Getting data into the tool

https://voyant.https://tinker.edu.au/

For small data or single texts copy and paste straight into the text box.  For larger datasets use the Upload function.

You can segment the text into different files in order to represent that data in different ways or compare different documents.  Different documents might be different time periods for example.

Check for any error messages as some large texts can have problems, and you may only be working on part of the corpus.  Check that the results and size look right using the Summary tool bottom left and the Reader top and centre.

What to do first?

Voyant presents a dashboard that offers a window on a number of tools at once, with the text (usually) right at the centre.  You can be working on one tool, but with other tools evident at the same time.  You can bring different tools together into the same dashboard, and this can lead to more sophisticated techniques.

Inspect the Cirrus word cloud generated on the top left, look for prominent words.  It can give fast results, illuminating something unexpected, which might point the direction for further investigation.  It takes very little time to explore and is a good example of a simple Voyant tool.  However, be aware of the criticisms of using word clouds (reference pending).
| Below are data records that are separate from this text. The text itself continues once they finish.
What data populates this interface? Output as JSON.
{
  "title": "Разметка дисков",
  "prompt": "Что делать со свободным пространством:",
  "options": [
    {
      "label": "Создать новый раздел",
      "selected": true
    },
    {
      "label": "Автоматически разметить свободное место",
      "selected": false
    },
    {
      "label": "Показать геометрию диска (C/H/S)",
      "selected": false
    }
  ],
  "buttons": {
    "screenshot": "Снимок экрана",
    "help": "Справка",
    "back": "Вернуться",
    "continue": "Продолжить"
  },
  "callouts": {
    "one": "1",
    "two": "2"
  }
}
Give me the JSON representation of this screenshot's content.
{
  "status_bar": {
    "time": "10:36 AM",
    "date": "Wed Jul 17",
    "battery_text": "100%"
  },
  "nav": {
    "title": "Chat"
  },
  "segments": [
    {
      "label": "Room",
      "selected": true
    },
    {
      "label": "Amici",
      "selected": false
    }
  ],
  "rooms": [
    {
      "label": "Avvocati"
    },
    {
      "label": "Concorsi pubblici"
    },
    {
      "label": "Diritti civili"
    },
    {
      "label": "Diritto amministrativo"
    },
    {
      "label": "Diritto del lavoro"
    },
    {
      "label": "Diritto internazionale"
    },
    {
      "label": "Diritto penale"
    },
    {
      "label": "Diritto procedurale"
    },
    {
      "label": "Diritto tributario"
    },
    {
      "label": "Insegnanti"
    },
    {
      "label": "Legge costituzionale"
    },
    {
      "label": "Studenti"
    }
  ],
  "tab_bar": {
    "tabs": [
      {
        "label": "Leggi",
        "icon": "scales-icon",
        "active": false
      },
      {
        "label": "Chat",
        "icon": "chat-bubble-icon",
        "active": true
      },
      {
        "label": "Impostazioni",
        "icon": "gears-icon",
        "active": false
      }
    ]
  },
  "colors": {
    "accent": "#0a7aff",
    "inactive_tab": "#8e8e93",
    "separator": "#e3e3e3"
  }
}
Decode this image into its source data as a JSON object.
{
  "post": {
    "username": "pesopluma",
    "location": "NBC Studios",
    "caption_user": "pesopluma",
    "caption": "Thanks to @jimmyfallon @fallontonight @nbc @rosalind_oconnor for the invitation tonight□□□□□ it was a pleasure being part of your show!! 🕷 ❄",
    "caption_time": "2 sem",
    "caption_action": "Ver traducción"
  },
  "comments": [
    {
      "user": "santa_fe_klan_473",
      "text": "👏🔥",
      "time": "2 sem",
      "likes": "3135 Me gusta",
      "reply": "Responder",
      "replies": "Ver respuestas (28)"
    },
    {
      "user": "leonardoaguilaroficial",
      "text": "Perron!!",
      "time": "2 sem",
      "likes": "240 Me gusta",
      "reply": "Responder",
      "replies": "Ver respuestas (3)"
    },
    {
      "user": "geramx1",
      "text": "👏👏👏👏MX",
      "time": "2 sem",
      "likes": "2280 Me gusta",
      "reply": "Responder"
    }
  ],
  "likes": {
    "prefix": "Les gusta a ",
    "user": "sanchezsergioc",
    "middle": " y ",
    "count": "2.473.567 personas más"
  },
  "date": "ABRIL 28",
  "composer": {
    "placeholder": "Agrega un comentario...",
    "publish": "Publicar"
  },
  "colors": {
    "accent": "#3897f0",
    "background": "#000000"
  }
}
Each tool has different buttons if you move the mouse over the top right of the tool window, including Help, Options, Choose another tool, and Export.  The dashboard has different buttons at the top panel right which allows you to add in other tools.  Try learning about Stop Words using the Help and Options button on the Cirrus word cloud tool.

Next investigate the “Trends” tool (top right), “Summary” tool (bottom left), and the ”Contexts” tool (bottom right).  Try clicking on the most frequent words in the Summary tool, then click on a word in the Reader, and then in the word cloud.  Watch how the tools change context.

Exploring further

First familiarise yourself with the basics and add other tools into the dashboard.  Tool help and the Voyant Documentation provide information on all the available tools.  Go to the literature and do a scholarly database search for “Voyant” to find articles on research that used the Voyant tools.  The developers have also contributed chapters to some books.

Saving results

Tools can allow you to Export views (interactive links), visualisations and data, so explore this feature.  Bottom left “Documents” tool allows you to Download the data, but it’s better to establish good record keeping around your data, for example using github to keep a track of the corpus.

You can also capture and save your findings by taking screenshots and journaling notes on what you did.  Outline the tools you used, decisions and your approach towards your research/method being repeatable.

Publishing

When you use a digital tool you need to reference it, so make sure you reference Voyant.  And talk about it when you describe your method.

      Sinclair, Stéfan and Geoffrey Rockwell, 2016. Voyant Tools. Web. http://voyant-tools.org/

Your corpus might also be stored on github or an equivalent, or you could work with your University library to investigate how to make the data available.

Later

It’s crucial to know there are levels beyond Voyant and you may eventually need to dedicate time to get to these.  There are some good communities, literature and primers that you should look out for.